Les compléments alimentaires peuvent être intéressants dans certaines situations extrêmes, car les besoins peuvent être très importants et il est compliqué d’y répondre par l’alimentation. Ils peuvent donc être pertinents mais toujours à usage provisoire.
En tant que praticienne, avez-vous des retours sur les attentes de ces sportifs en termes de produits ?
De manière générale, le sportif préfère préparer lui-même ses boissons et si possible ses collations. De ce côté, l’offre des boissons est assez large et permet de trouver des produits de bonne qualité. En revanche, pour les solides, l’axe est aujourd’hui très porté sur le sucré. Or, durant une course, la monotonie du sucré peut être un frein à couvrir les apports nutritionnels dû à un dégoût pour cette saveur. Aujourd’hui, beaucoup de sportifs que je rencontre souhaitent avoir davantage de produits au goût salé à leur disposition. Si leur principale envie est d’avoir des recettes peu marquées, aux saveurs discrètes, les sportifs n’excluent pas pour autant des produits aux saveurs prononcées. Cependant, il est important d’éviter une utilisation trop importante d’épices afin de ne pas irriter les muqueuses digestives déjà fragilisées par l’effort.
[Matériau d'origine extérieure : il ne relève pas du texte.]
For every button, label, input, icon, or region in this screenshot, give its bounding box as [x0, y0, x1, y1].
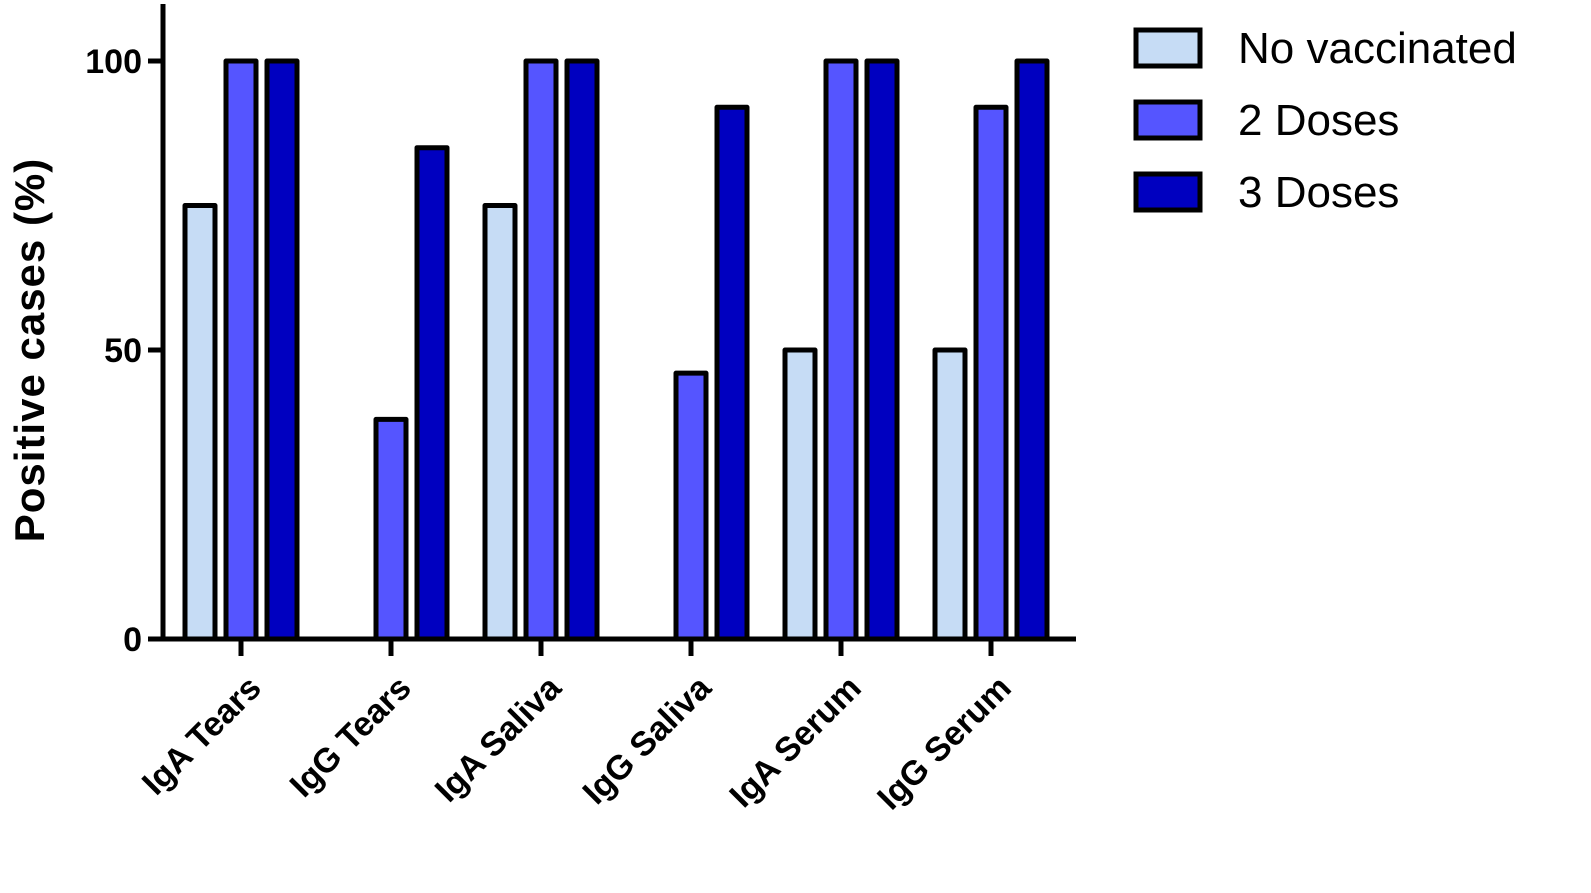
bar-no-vaccinated: [782, 347, 818, 642]
y-tick-label: 50: [104, 332, 142, 370]
legend-label: 3 Doses: [1238, 168, 1399, 217]
bar-no-vaccinated: [482, 203, 518, 642]
x-tick-label: IgA Saliva: [428, 668, 570, 810]
bar-no-vaccinated: [182, 203, 218, 642]
y-tick-label: 100: [85, 43, 142, 81]
bar-2-doses: [973, 104, 1009, 642]
x-tick-label: IgG Serum: [870, 669, 1018, 817]
bar-2-doses: [373, 416, 409, 642]
x-tick-label: IgA Tears: [135, 669, 269, 803]
legend-swatch: [1133, 99, 1203, 141]
x-tick-label: IgA Serum: [722, 669, 868, 815]
y-ticks: 0 50 100: [85, 43, 163, 659]
bar-3-doses: [864, 58, 900, 642]
bar-3-doses: [1014, 58, 1050, 642]
bars-layer: [182, 58, 1050, 642]
x-tick-label: IgG Tears: [283, 669, 419, 805]
legend-label: No vaccinated: [1238, 24, 1517, 73]
bar-3-doses: [714, 104, 750, 642]
bar-2-doses: [223, 58, 259, 642]
bar-3-doses: [264, 58, 300, 642]
x-ticks: IgA Tears IgG Tears IgA Saliva IgG Saliva Ig…: [135, 639, 1019, 817]
legend-label: 2 Doses: [1238, 96, 1399, 145]
legend-swatch: [1133, 171, 1203, 213]
bar-2-doses: [523, 58, 559, 642]
bar-2-doses: [673, 370, 709, 642]
bar-3-doses: [414, 145, 450, 642]
y-tick-label: 0: [123, 621, 142, 659]
bar-2-doses: [823, 58, 859, 642]
bar-3-doses: [564, 58, 600, 642]
legend-swatch: [1133, 27, 1203, 69]
bar-no-vaccinated: [932, 347, 968, 642]
x-tick-label: IgG Saliva: [576, 668, 720, 812]
legend: No vaccinated 2 Doses 3 Doses: [1133, 24, 1517, 217]
y-axis-label: Positive cases (%): [6, 158, 53, 543]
Un autre problème majeur auquel sont confrontés les sportifs, concerne la gestion logistique des apports hydriques et alimentaires, qui peut s’avérer très fastidieuse en fonction des activités pratiquées. Ils sont demandeurs de nouveaux conditionnements pour les boissons, de petites gourdes de compote rechargeables, etc.
Un mot de la fin ?
Le point essentiel au sujet de la nutrition du sportif est de ne pas négliger l’impact et l’importance de l’alimentation quotidienne. Trop souvent la stratégie nutritionnelle des sportifs se résume au choix de la boisson d’effort, des aliments à prendre avant ou pendant une épreuve, aux bons compléments alimentaires qui vont aider la récupération, alors que l’alimentation quotidienne, qui représente au minimum 3 repas par jour durant 365 jours par an, n’est pas considérée. L’entraînement commence dans l’assiette c’est donc bien en priorité l’alimentation quotidienne qu’il faut améliorer et, ensuite seulement, optimiser l’ensemble avec le travail sur l’alimentation sportive proprement dite.
Propos recueillis par Carine DION et Giovanni DAMAS,
FOODINNOV NUTRITION
Références bibliographiques :
- Afssa, 2001. Apports nutritionnels conseillés pour la population française, 3ème édition. Coordonnateur Ambroise Martin. Editions TEC&DOC.
- Khodaee M, Spittler J, Basset P, Vanbaak K, Hill J, San Millan I, Hoffman M., 2014. Reasons for inability to complete ultramarathons: a multicenter study. Br J Sports Med. 2014 Apr;48(7):618-9.
- Melin B., Jimenez C., 2004. L’hyponatrémie hypotonique du sportif d’endurance. Cahiers de Nutrition et de Diététique, 39(4), 255-260.
- Thevis M., Opfermann G., Schänzer W., 2003. Urinary concentrations of morphine and codeine after consumption of poppy seeds. Journal of analytical toxicology, 27(1), 53-56.